El motivo de hacerlo antes de fin de año es ahorrarse los 153 millones de euros que tendría que pagar Nuclenor en concepto de impuestos si la planta siguiera funcionando en 2013 tras la entrada en vigor de la Ley de Medidas Fiscales de Sostenibilidad Energética, aprobada este jueves en el Senado y que recibirá la próxima semana el refrendo definitivo en el Congreso.

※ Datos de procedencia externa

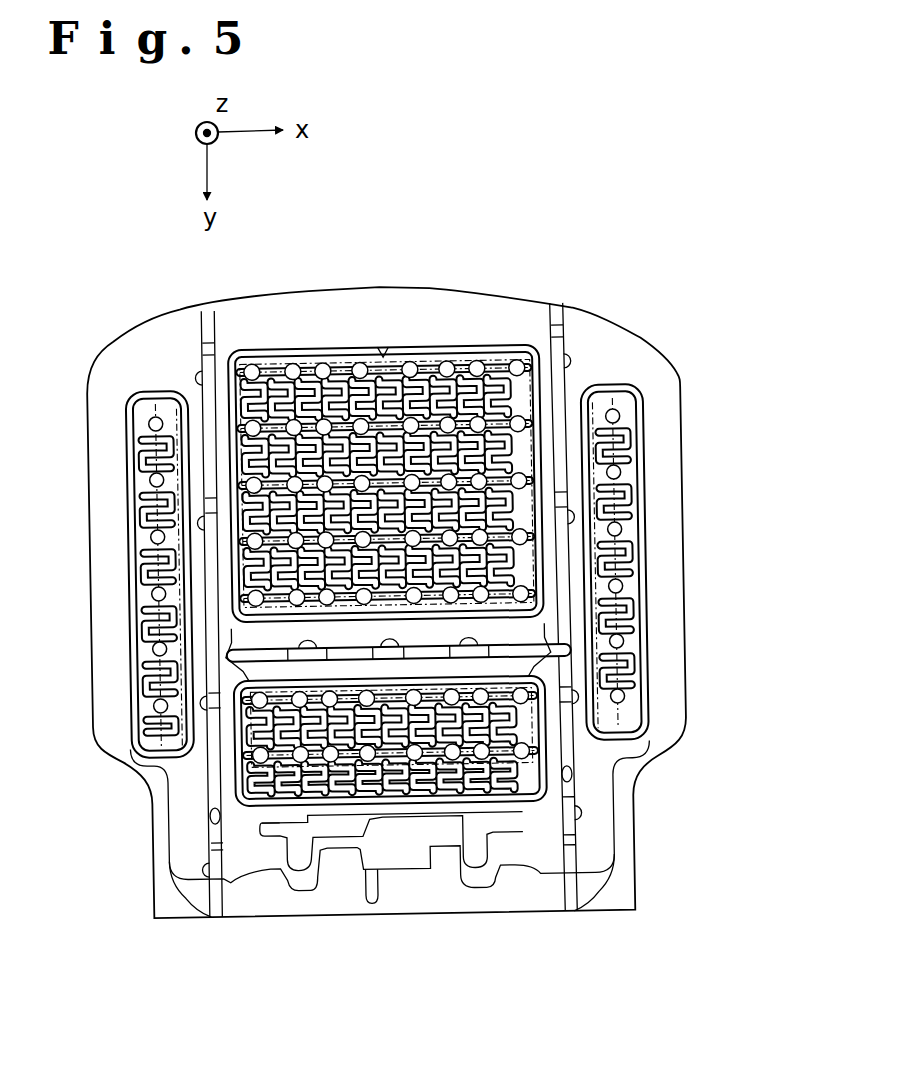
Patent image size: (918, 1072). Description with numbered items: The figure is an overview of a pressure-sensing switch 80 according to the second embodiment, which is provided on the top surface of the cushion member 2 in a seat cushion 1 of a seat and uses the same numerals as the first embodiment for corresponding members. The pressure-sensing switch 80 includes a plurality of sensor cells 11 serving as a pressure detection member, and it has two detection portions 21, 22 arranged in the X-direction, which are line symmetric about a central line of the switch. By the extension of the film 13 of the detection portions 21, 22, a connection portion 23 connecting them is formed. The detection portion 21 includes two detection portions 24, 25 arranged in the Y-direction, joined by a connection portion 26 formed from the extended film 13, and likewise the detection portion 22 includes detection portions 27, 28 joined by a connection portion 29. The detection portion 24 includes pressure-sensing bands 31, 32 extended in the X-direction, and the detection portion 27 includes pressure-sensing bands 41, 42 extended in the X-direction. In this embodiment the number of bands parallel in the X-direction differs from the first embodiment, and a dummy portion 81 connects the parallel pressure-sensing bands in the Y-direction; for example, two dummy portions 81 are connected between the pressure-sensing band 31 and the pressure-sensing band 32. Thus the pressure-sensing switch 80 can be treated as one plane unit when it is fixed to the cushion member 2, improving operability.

La nueva legislación pretende gravar la descarga final del núcleo tras el cese de actividad con 2.190 euros por kilogramo de elementos trasladados a la piscina de almacenamiento.

Ecologistas en Acción, ONG que ha pedido en numerosas ocasiones el cierre de la central, cree que Nuclenor sacrifica la planta de Garoña para luchar contra la reforma fiscal impulsada por el Gobierno. En este sentido, consideran que en este pulso ha sido 'clave' el temor a una posible avería que provoque una parada larga de la central que impida la amortización de las inversiones.

Estos 153 millones adicionales, según la empresa, 'incrementarían las actuales pérdidas económicas hasta el punto de llevar a Nuclenor a entrar en causa de disolución y en situación concursal'. La medida acordada, que ha sido notificada al Consejo de Seguridad Nuclear (CSN) y ratificada por la Junta General de la Sociedad, pretende evitar la aplicación de estos impuestos 'de cara a garantizar que la sociedad pueda seguir respondiendo de sus obligaciones ante sus trabajadores y proveedores', ha explicado Nuclenor.

En todo caso, la compañía ha precisado que el cierre definitivo antes del 31 de diciembre podría 'revertirse' en caso de que la ley finalmente no fuera promulgada o lo fuera en términos diferentes a los actuales. La compañía tiene autorización para operar hasta julio de 2013.

A la Junta de Castilla y León no le gusta que Nuclenor haya adelantado el cierre de la central. El consejero de Economía y Empleo castellanoleonés, Tomás Villanueva, ha asegurado 'no comprender' y 'rechazar' esta decisión y ha pedido al Ministerio de Industria y a la empresa nuclear diálogo para avanzar en posibles márgenes en la fiscalidad.